In patients with 1-3 N+, evaluating nodal positivity using NR reduced inter-institutional differences in LRR estimates that may exist due to variations in numbers of nodes excised. Nodal ratio >0.20 was associated with LRR >20%, warranting PMRT consideration. Nodal ratio may be useful for extrapolating data from prospective trials to clinical practices in which axillary staging extent vary.

摘要

目的

研究阳性/切除淋巴结的节点比率(NR)在预测1 - 3个阳性淋巴结(N+)患者乳房切除术后局部区域复发(LRR)以及在识别不同独立数据集中具有相似风险队列方面的效能。

方法和材料

将不列颠哥伦比亚省(BC)随机试验中82例接受乳房切除术后未进行放疗(PMRT)的1 - 3个N+患者的数据与MD安德森癌症中心(MDACC)前瞻性化疗试验中462例接受PMRT的患者的数据进行比较。
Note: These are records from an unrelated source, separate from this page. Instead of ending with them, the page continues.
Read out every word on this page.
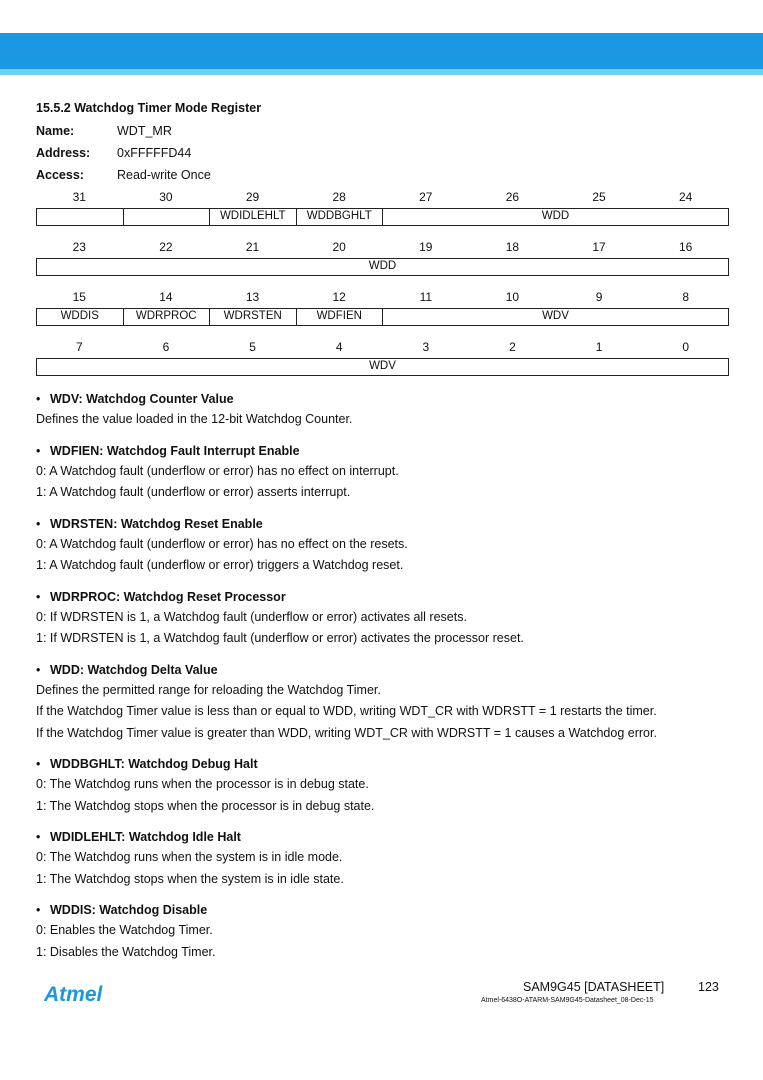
15.5.2 Watchdog Timer Mode Register
Name:	WDT_MR
Address: 0xFFFFFD44
Access:	Read-write Once
31	30	29	28	27	26	25	24
		WDIDLEHLT	WDDBGHLT	WDD
23	22	21	20	19	18	17	16
WDD
15	14	13	12	11	10	9	8
WDDIS	WDRPROC	WDRSTEN	WDFIEN	WDV
7	6	5	4	3	2	1	0
WDV
• WDV: Watchdog Counter Value
Defines the value loaded in the 12-bit Watchdog Counter.
• WDFIEN: Watchdog Fault Interrupt Enable
0: A Watchdog fault (underflow or error) has no effect on interrupt.
1: A Watchdog fault (underflow or error) asserts interrupt.
• WDRSTEN: Watchdog Reset Enable
0: A Watchdog fault (underflow or error) has no effect on the resets.
1: A Watchdog fault (underflow or error) triggers a Watchdog reset.
• WDRPROC: Watchdog Reset Processor
0: If WDRSTEN is 1, a Watchdog fault (underflow or error) activates all resets.
1: If WDRSTEN is 1, a Watchdog fault (underflow or error) activates the processor reset.
• WDD: Watchdog Delta Value
Defines the permitted range for reloading the Watchdog Timer.
If the Watchdog Timer value is less than or equal to WDD, writing WDT_CR with WDRSTT = 1 restarts the timer.
If the Watchdog Timer value is greater than WDD, writing WDT_CR with WDRSTT = 1 causes a Watchdog error.
• WDDBGHLT: Watchdog Debug Halt
0: The Watchdog runs when the processor is in debug state.
1: The Watchdog stops when the processor is in debug state.
• WDIDLEHLT: Watchdog Idle Halt
0: The Watchdog runs when the system is in idle mode.
1: The Watchdog stops when the system is in idle state.
• WDDIS: Watchdog Disable
0: Enables the Watchdog Timer.
1: Disables the Watchdog Timer.
Atmel	SAM9G45 [DATASHEET]	123
Atmel-6438O-ATARM-SAM9G45-Datasheet_08-Dec-15
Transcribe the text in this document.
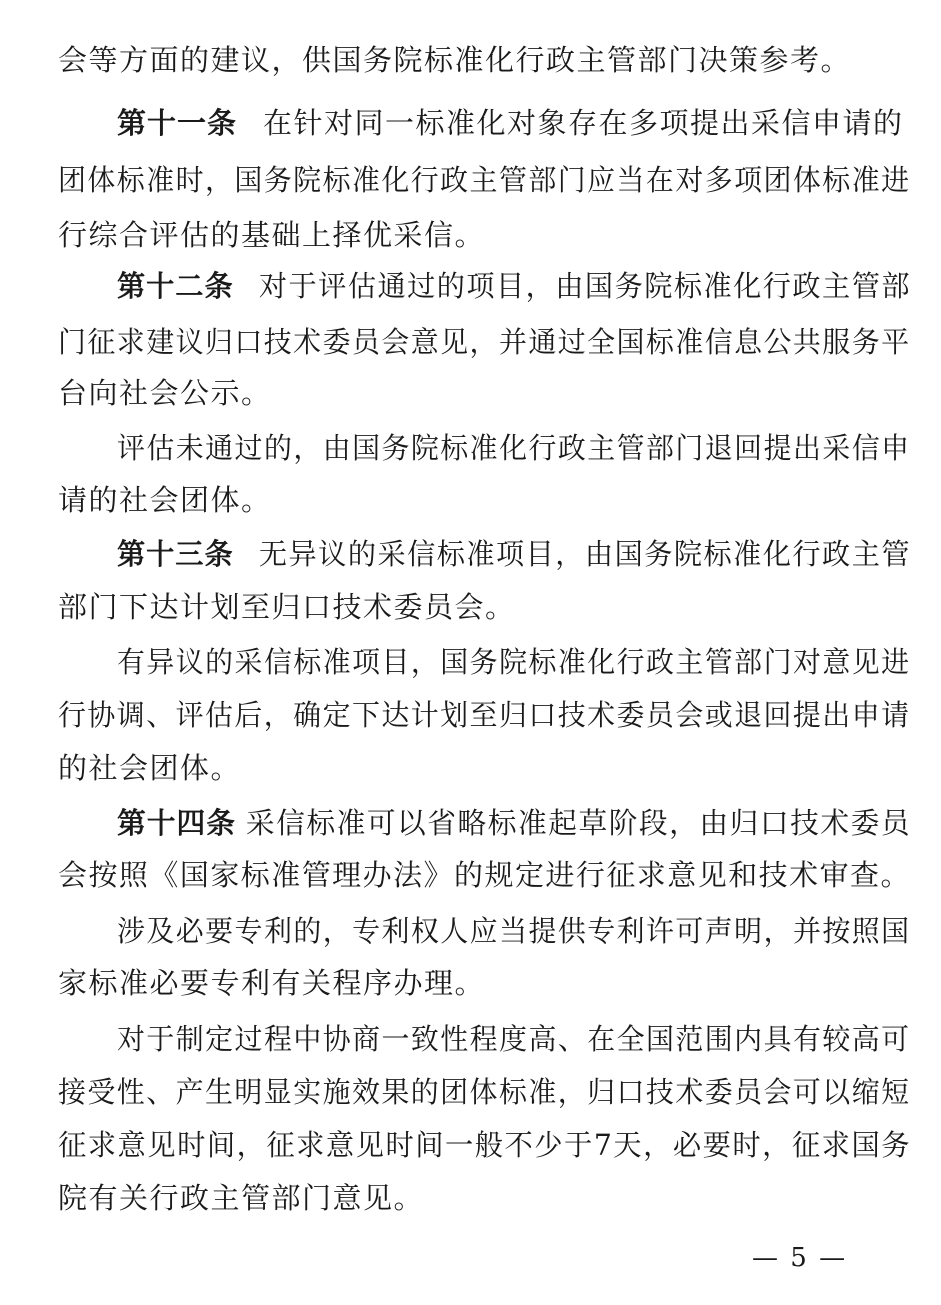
会等方面的建议，供国务院标准化行政主管部门决策参考。
第十一条 在针对同一标准化对象存在多项提出采信申请的
团体标准时，国务院标准化行政主管部门应当在对多项团体标准进
行综合评估的基础上择优采信。
第十二条 对于评估通过的项目，由国务院标准化行政主管部
门征求建议归口技术委员会意见，并通过全国标准信息公共服务平
台向社会公示。
评估未通过的，由国务院标准化行政主管部门退回提出采信申
请的社会团体。
第十三条 无异议的采信标准项目，由国务院标准化行政主管
部门下达计划至归口技术委员会。
有异议的采信标准项目，国务院标准化行政主管部门对意见进
行协调、评估后，确定下达计划至归口技术委员会或退回提出申请
的社会团体。
第十四条 采信标准可以省略标准起草阶段，由归口技术委员
会按照《国家标准管理办法》的规定进行征求意见和技术审查。
涉及必要专利的，专利权人应当提供专利许可声明，并按照国
家标准必要专利有关程序办理。
对于制定过程中协商一致性程度高、在全国范围内具有较高可
接受性、产生明显实施效果的团体标准，归口技术委员会可以缩短
征求意见时间，征求意见时间一般不少于7天，必要时，征求国务
院有关行政主管部门意见。
— 5 —
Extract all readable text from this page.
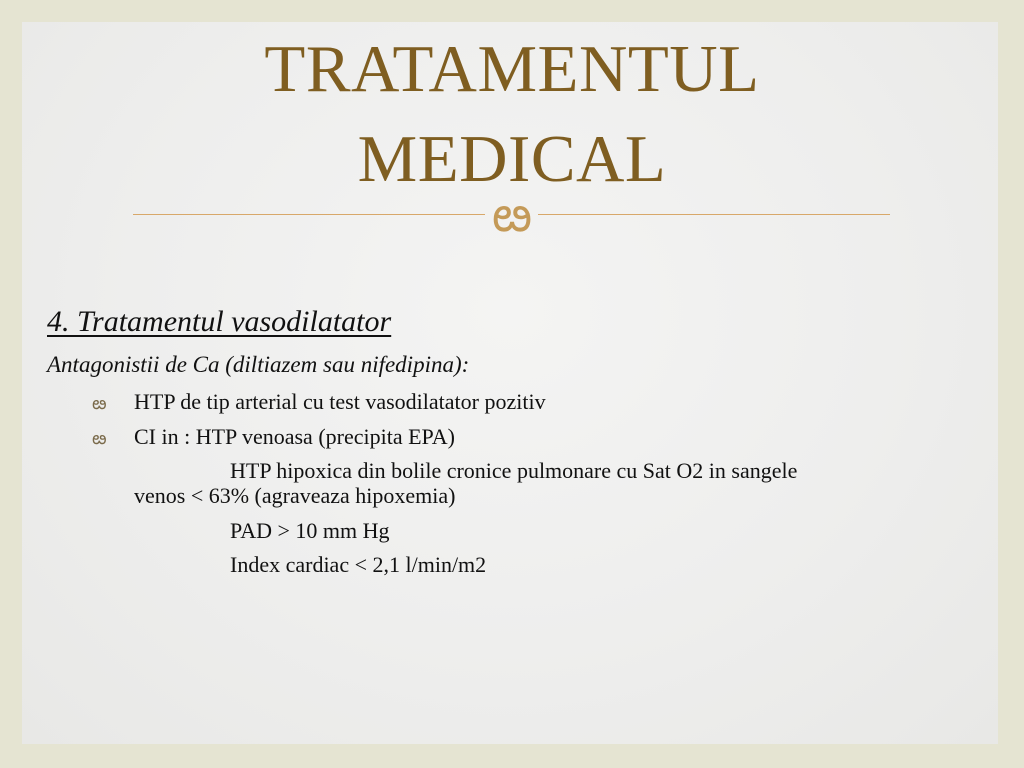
TRATAMENTUL
MEDICAL
ఴ
4. Tratamentul vasodilatator
Antagonistii de Ca (diltiazem sau nifedipina):
ఴ	HTP de tip arterial cu test vasodilatator pozitiv
ఴ	CI in : HTP venoasa (precipita EPA)
HTP hipoxica din bolile cronice pulmonare cu Sat O2 in sangele
venos < 63% (agraveaza hipoxemia)
PAD > 10 mm Hg
Index cardiac < 2,1 l/min/m2
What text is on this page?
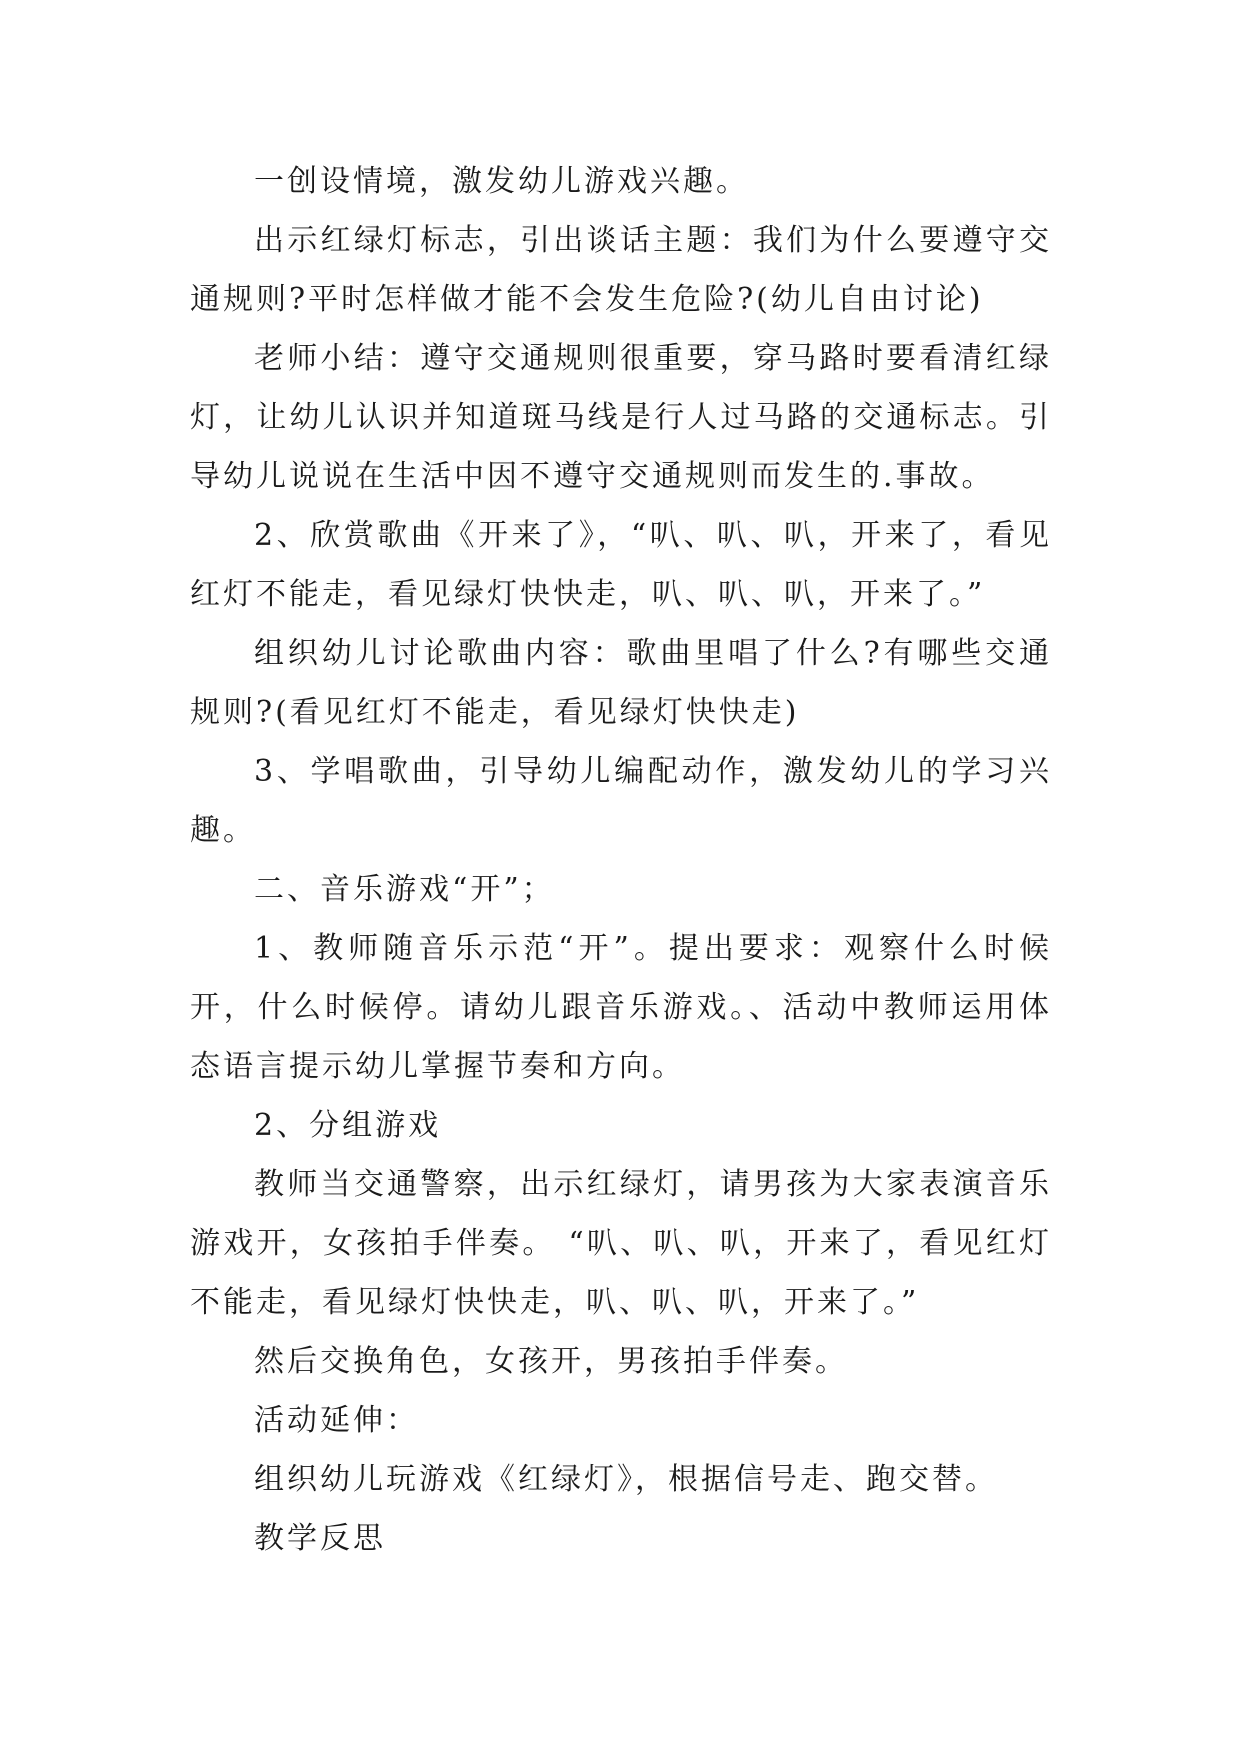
一创设情境，激发幼儿游戏兴趣。

出示红绿灯标志，引出谈话主题：我们为什么要遵守交通规则?平时怎样做才能不会发生危险?(幼儿自由讨论)

老师小结：遵守交通规则很重要，穿马路时要看清红绿灯，让幼儿认识并知道斑马线是行人过马路的交通标志。引导幼儿说说在生活中因不遵守交通规则而发生的.事故。

2、欣赏歌曲《开来了》，“叭、叭、叭，开来了，看见红灯不能走，看见绿灯快快走，叭、叭、叭，开来了。”

组织幼儿讨论歌曲内容：歌曲里唱了什么?有哪些交通规则?(看见红灯不能走，看见绿灯快快走)

3、学唱歌曲，引导幼儿编配动作，激发幼儿的学习兴趣。

二、音乐游戏“开”；

1、教师随音乐示范“开”。提出要求：观察什么时候开，什么时候停。请幼儿跟音乐游戏。、活动中教师运用体态语言提示幼儿掌握节奏和方向。

2、分组游戏

教师当交通警察，出示红绿灯，请男孩为大家表演音乐游戏开，女孩拍手伴奏。 “叭、叭、叭，开来了，看见红灯不能走，看见绿灯快快走，叭、叭、叭，开来了。”

然后交换角色，女孩开，男孩拍手伴奏。

活动延伸：

组织幼儿玩游戏《红绿灯》，根据信号走、跑交替。

教学反思
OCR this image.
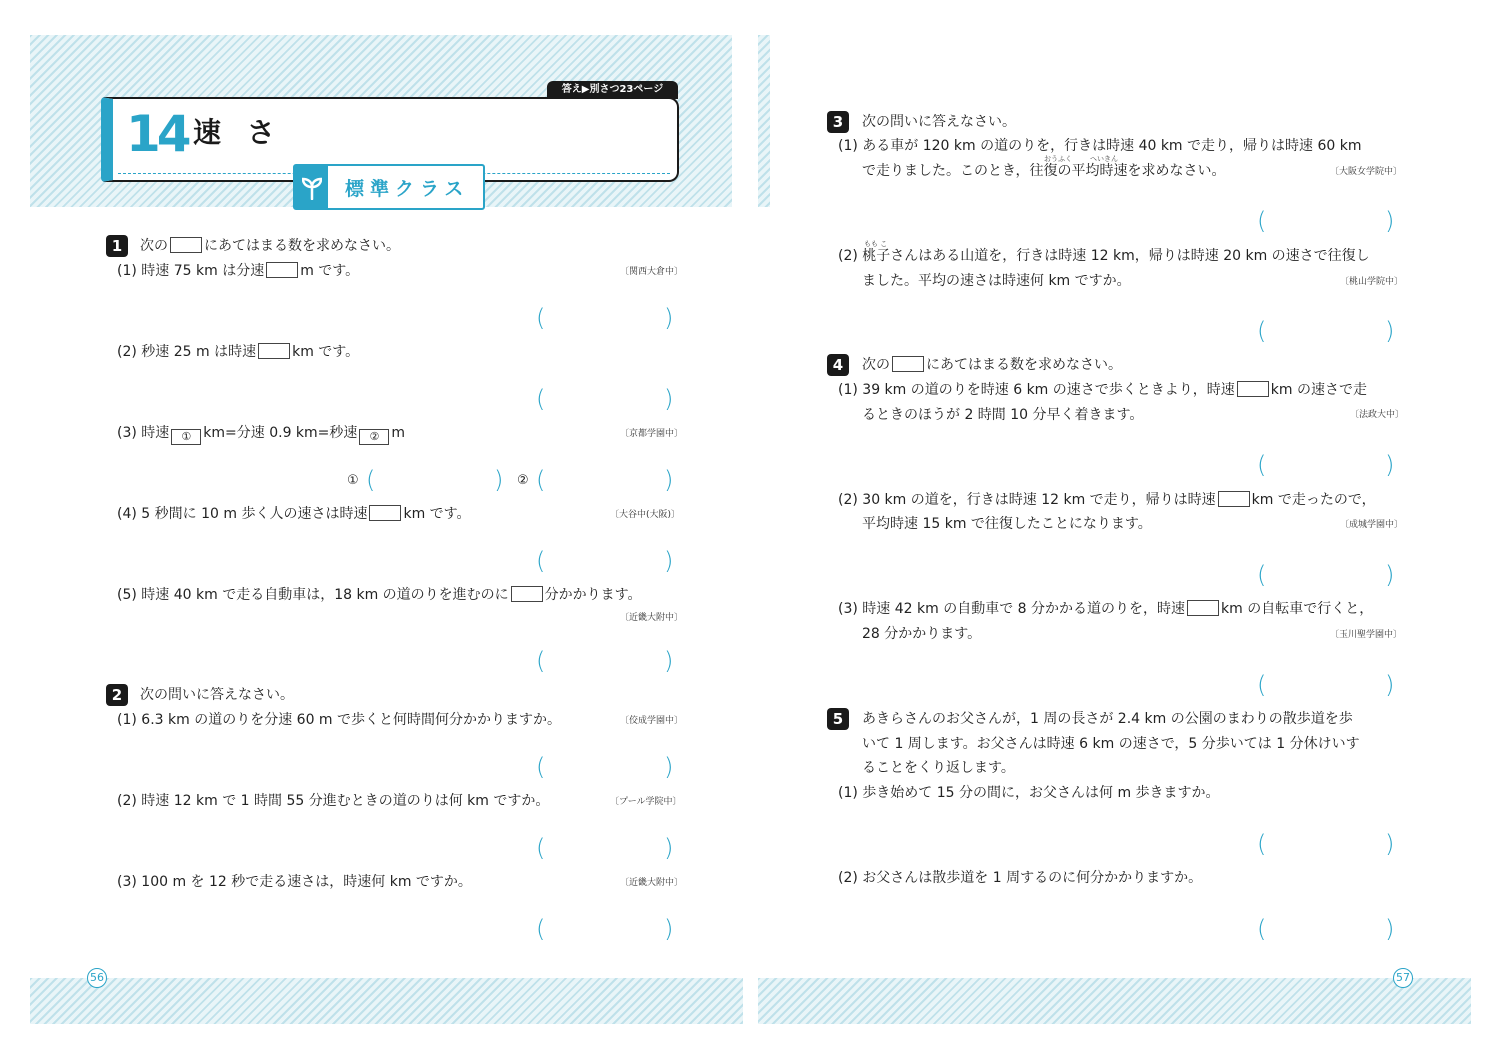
56	57
答え▶別さつ23ページ
14 速さ
標準クラス
1	次の	にあてはまる数を求めなさい。
(1) 時速 75 km は分速	m です。	〔関西大倉中〕
(	)
(2) 秒速 25 m は時速	km です。
(	)
(3) 時速 ① km=分速 0.9 km=秒速 ② m	〔京都学園中〕
① (	) ② (	)
(4) 5 秒間に 10 m 歩く人の速さは時速	km です。	〔大谷中(大阪)〕
(	)
(5) 時速 40 km で走る自動車は，18 km の道のりを進むのに	分かかります。
〔近畿大附中〕
(	)
2	次の問いに答えなさい。
(1) 6.3 km の道のりを分速 60 m で歩くと何時間何分かかりますか。	〔佼成学園中〕
(	)
(2) 時速 12 km で 1 時間 55 分進むときの道のりは何 km ですか。	〔プール学院中〕
(	)
(3) 100 m を 12 秒で走る速さは，時速何 km ですか。	〔近畿大附中〕
(	)
3	次の問いに答えなさい。
(1) ある車が 120 km の道のりを，行きは時速 40 km で走り，帰りは時速 60 km
おうふく	へいきん
で走りました。このとき，往復の平均時速を求めなさい。	〔大阪女学院中〕
(	)
もも こ
(2) 桃子さんはある山道を，行きは時速 12 km，帰りは時速 20 km の速さで往復し
ました。平均の速さは時速何 km ですか。	〔桃山学院中〕
(	)
4	次の	にあてはまる数を求めなさい。
(1) 39 km の道のりを時速 6 km の速さで歩くときより，時速	km の速さで走
るときのほうが 2 時間 10 分早く着きます。	〔法政大中〕
(	)
(2) 30 km の道を，行きは時速 12 km で走り，帰りは時速	km で走ったので，
平均時速 15 km で往復したことになります。	〔成城学園中〕
(	)
(3) 時速 42 km の自動車で 8 分かかる道のりを，時速	km の自転車で行くと，
28 分かかります。	〔玉川聖学園中〕
(	)
5	あきらさんのお父さんが，1 周の長さが 2.4 km の公園のまわりの散歩道を歩
いて 1 周します。お父さんは時速 6 km の速さで，5 分歩いては 1 分休けいす
ることをくり返します。
(1) 歩き始めて 15 分の間に，お父さんは何 m 歩きますか。
(	)
(2) お父さんは散歩道を 1 周するのに何分かかりますか。
(	)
使用N+的绝对数量和节点比率比较各中心之间的Kaplan - Meier LRR曲线。

结果

BC组切除淋巴结的中位数为10个,MDACC组为16个(p < 0.001)。按N+数量检查LRR时,BC组1 - 3个N+患者的10年LRR率高于MDACC组(21.5%对12.6%;p = 0.02)。然而,使用NR检查LRR时,各机构之间未发现差异。在NR≤0.20的患者中,BC组10年LRR率为17.7%,MDACC组为10.9%(p = 0.27)。在NR≥0.20的患者中,BC组10年LRR率为28.7%,MDACC组为22.7%(p = 0.32)。在Cox回归分析中,与N+数量相比,NR是更强的预后因素。

结论

在1 - 3个N+的患者中,使用NR评估淋巴结阳性可减少因切除淋巴结数量差异可能导致的机构间LRR估计差异。节点比率>0.20与LRR>20%相关,值得考虑进行PMRT。节点比率可能有助于将前瞻性试验数据外推至腋窝分期范围不同的临床实践。